I don’t know I agree with this perspective. The internet is in many ways an unsafe space & surfing it with JavaScript in allowlist mode (e.g. blocking by default) should be in the bag of tricks users can use to mitigate some potential issues. One may also want to automate scraping these docs to put in another tool or in a new, independent search engine whose MVP isn’t including a whole JavaScript runtime (and can be trick to read from the source code if using a tool that generates docs from comments instead of a generic file so the output HTML is easier to consume).

Setting a good example & being a good steward of the net is something docs like these could/should provide; that is to say, the author could make the static parts static & offer a <noscript> with a brief description of the interactivity the user might be missing. The docs are likely coming from dog-fooding the library, but came at the cost of making static content maximally available & providing a noscript message.

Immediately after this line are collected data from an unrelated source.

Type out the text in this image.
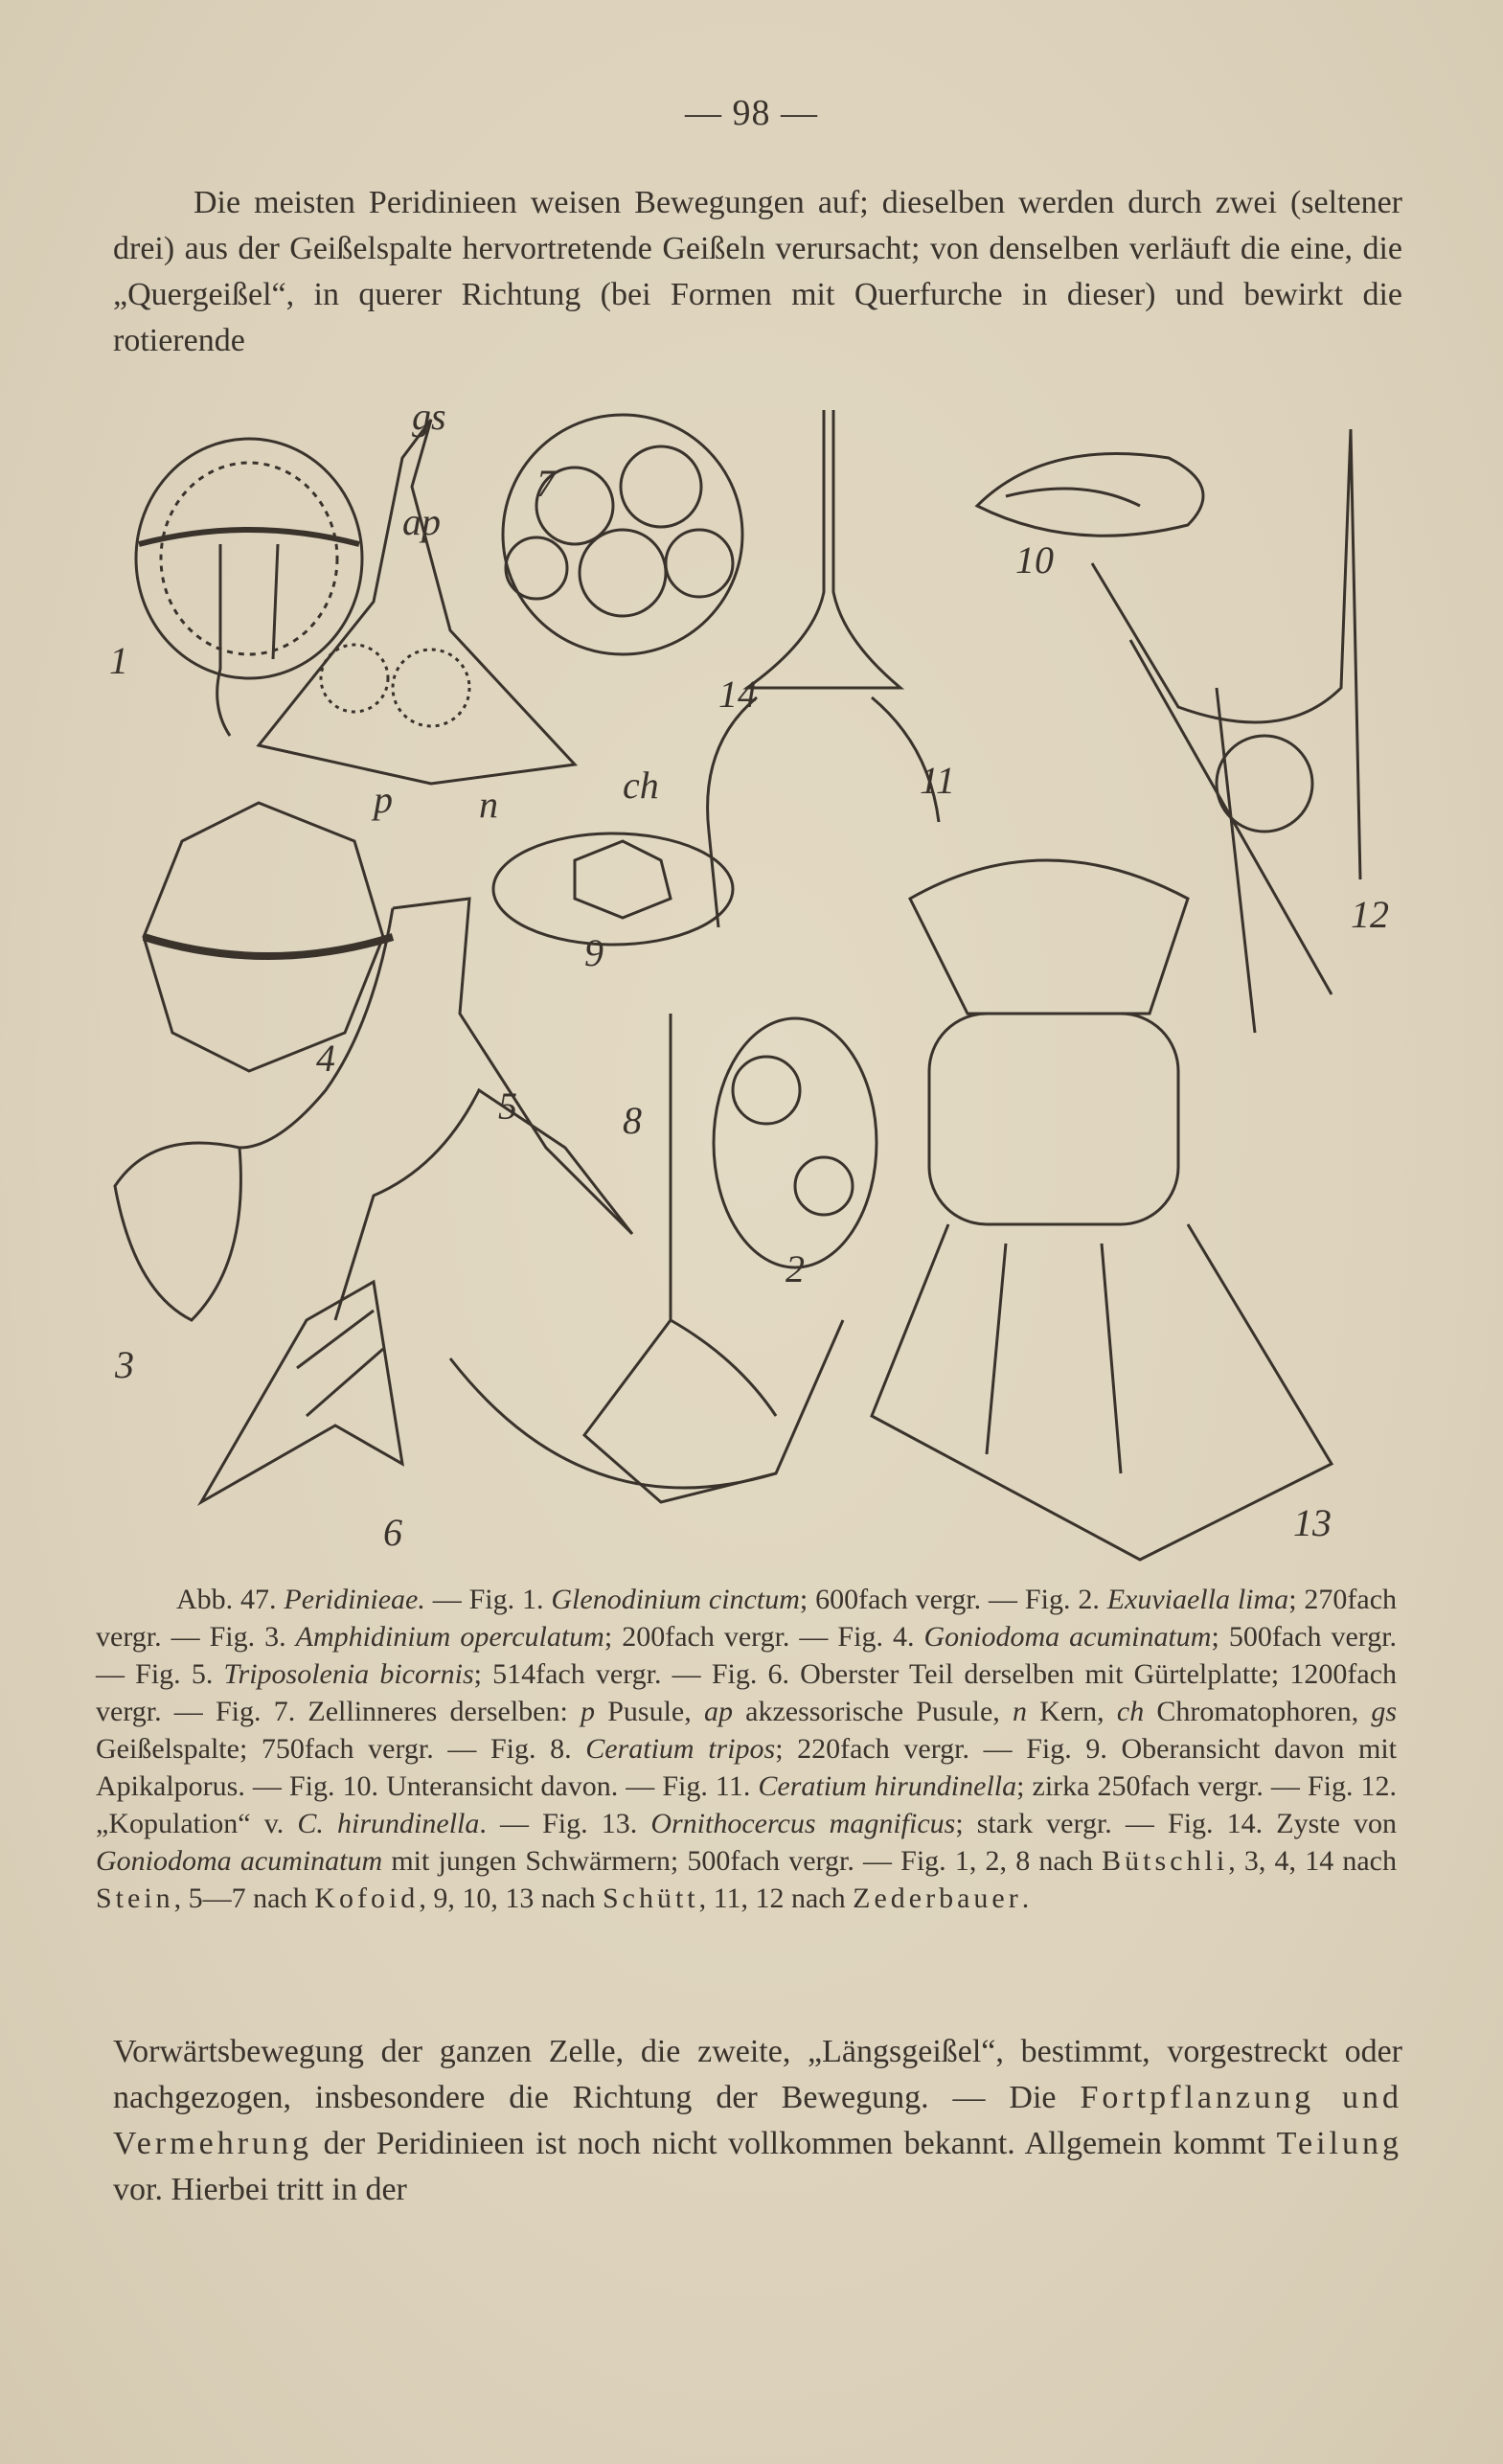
— 98 —

Die meisten Peridinieen weisen Bewegungen auf; dieselben werden durch zwei (seltener drei) aus der Geißelspalte hervortretende Geißeln verursacht; von denselben verläuft die eine, die „Quergeißel“, in querer Richtung (bei Formen mit Querfurche in dieser) und bewirkt die rotierende

1
2
3
4
5
6
7
8
9
10
11
12
13
14
gs
ap
p n	ch
Abb. 47. Peridinieae. — Fig. 1. Glenodinium cinctum; 600fach vergr. — Fig. 2. Exuviaella lima; 270fach vergr. — Fig. 3. Amphidinium operculatum; 200fach vergr. — Fig. 4. Goniodoma acuminatum; 500fach vergr. — Fig. 5. Triposolenia bicornis; 514fach vergr. — Fig. 6. Oberster Teil derselben mit Gürtelplatte; 1200fach vergr. — Fig. 7. Zellinneres derselben: p Pusule, ap akzessorische Pusule, n Kern, ch Chromatophoren, gs Geißelspalte; 750fach vergr. — Fig. 8. Ceratium tripos; 220fach vergr. — Fig. 9. Oberansicht davon mit Apikalporus. — Fig. 10. Unteransicht davon. — Fig. 11. Ceratium hirundinella; zirka 250fach vergr. — Fig. 12. „Kopulation“ v. C. hirundinella. — Fig. 13. Ornithocercus magnificus; stark vergr. — Fig. 14. Zyste von Goniodoma acuminatum mit jungen Schwärmern; 500fach vergr. — Fig. 1, 2, 8 nach Bütschli, 3, 4, 14 nach Stein, 5—7 nach Kofoid, 9, 10, 13 nach Schütt, 11, 12 nach Zederbauer.

Vorwärtsbewegung der ganzen Zelle, die zweite, „Längsgeißel“, bestimmt, vorgestreckt oder nachgezogen, insbesondere die Richtung der Bewegung. — Die Fortpflanzung und Vermehrung der Peridinieen ist noch nicht vollkommen bekannt. Allgemein kommt Teilung vor. Hierbei tritt in der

It's not just static content. It's Markdowns loaded right into HTML.


The content is static. The fact that you’re loading it dynamically is immaterial and a bug, not a feature, at least at this scale. If you serialised the resultant DOM and shipped that minus the now-superfluous pieces (ehtml bundle, template, preloads), the result would be identical but it’d load significantly faster and more consistently for everyone. (I say “more consistently” in part for user agents that don’t support, or that disable, the scripting, but also for agents that do support it but it fails to load properly due to network conditions, which is way more common than most developers realise.)

For bonus marks, inline all the subresources (SVG, CSS and utils.js) and strip dead styles, and you can probably squeeze the entire thing into the 14KB TCP slow start window (compressed), so that it would have completely loaded for me in about 430ms at most (though it should have been closer to 200ms) instead of 1.7s, and with no reflow due to the logo not having been given dimensions.


Slow down pal. How am I supposed to have SSG and hydration and hook with such a simple setup!? I need my system to be webscale™, not maintainable with minimal moving parts.